WASHINGTON — For people thinking about a new diet in 2021, a new study finds overweight individuals might want to think about leaving meat behind in 2020. Researchers with the Physicians Committee for Responsible Medicine say a plant-based, low-fat vegan diet can significantly boost fat burning abilities and trigger weight loss.

In a 16-week study of overweight dieters with no history of diabetes, researchers split the participants into two groups. One group switched to a diet of fruits, vegetables, whole grains, nuts and legumes with no daily calorie limit. The other group continued to eat the same way they had been, serving as a control.

The study focused on diet alone, none of the participants made any changes to their exercise or medication routines. The results reveal plant-based dieters raised their after-meal calorie burns by an average of 18.7 percent.

“These findings are groundbreaking for the 160 million Americans struggling with overweight and obesity,” says study author Hana Kahleova, MD, PhD, in a media release. “Over the course of years and decades, burning more calories after every meal can make a significant difference in weight management.”

Plant-based diet leads to weight loss, ‘cardiometabolic improvements’

In 16 weeks, participants opting for the vegan diet dropped an average of 14 pounds compared to the control group. These dieters also experienced noticeable drops in both fat mass and visceral fat volume. This second factor is the amount of fat that surrounds a person’s organs.

The study also teamed with researchers from Yale University to track fat levels in the liver and muscles of participants. People eating a plant-based diet saw their level of fat in the liver decrease by 34 percent. Fat in the muscle cells dropped by 10 percent. Study authors call these changes major improvements, as fat in these cells have a link to insulin resistance and diabetes.

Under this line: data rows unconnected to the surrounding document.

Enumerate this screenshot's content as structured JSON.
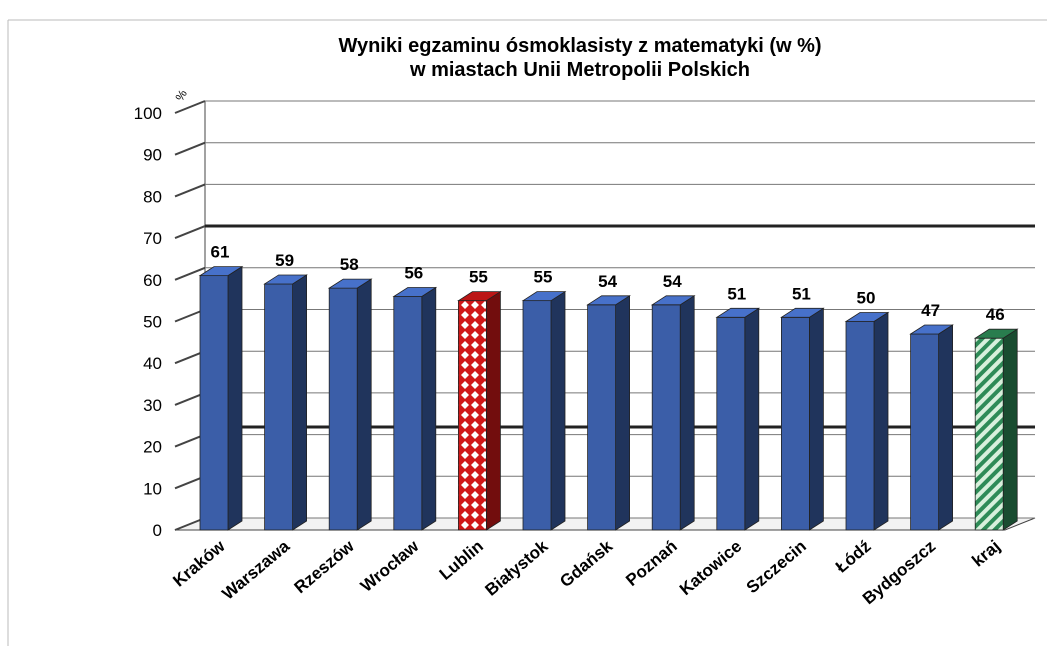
{
  "chart_data": {
    "type": "bar",
    "title": [
      "Wyniki egzaminu ósmoklasisty z matematyki (w %)",
      "w miastach Unii Metropolii Polskich"
    ],
    "y_unit_label": "%",
    "categories": [
      "Kraków",
      "Warszawa",
      "Rzeszów",
      "Wrocław",
      "Lublin",
      "Białystok",
      "Gdańsk",
      "Poznań",
      "Katowice",
      "Szczecin",
      "Łódź",
      "Bydgoszcz",
      "kraj"
    ],
    "values": [
      61,
      59,
      58,
      56,
      55,
      55,
      54,
      54,
      51,
      51,
      50,
      47,
      46
    ],
    "bar_colors": [
      "#3b5ea8",
      "#3b5ea8",
      "#3b5ea8",
      "#3b5ea8",
      "#d01818",
      "#3b5ea8",
      "#3b5ea8",
      "#3b5ea8",
      "#3b5ea8",
      "#3b5ea8",
      "#3b5ea8",
      "#3b5ea8",
      "#2e8b57"
    ],
    "bar_patterns": [
      "solid",
      "solid",
      "solid",
      "solid",
      "diamonds",
      "solid",
      "solid",
      "solid",
      "solid",
      "solid",
      "solid",
      "solid",
      "stripes"
    ],
    "ylim": [
      0,
      100
    ],
    "yticks": [
      0,
      10,
      20,
      30,
      40,
      50,
      60,
      70,
      80,
      90,
      100
    ],
    "grid": true
  }
}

“When fat builds up in liver and muscle cells, it interferes with insulin’s ability to move glucose out from the bloodstream and into the cells,” Dr. Kahleova adds. “After just 16 weeks on a low-fat, plant-based diet, study participants reduced the fat in their cells and lowered their chances for developing type 2 diabetes.”

The results also reveal a link between stored fat and insulin resistance. People on the vegan diet experienced both decreased insulin resistance and increased insulin sensitivity during the 16 weeks. Total and LDL cholesterol dropped by 19.3 mg/dL and 15.5 mg/dL, respectively as well.

“Not only did the plant-based group lose weight, but they experienced cardiometabolic improvements that will reduce their risk for type 2 diabetes, heart disease, and other health problems,” Dr. Kahleova concludes.

The study appears in JAMA Network Open.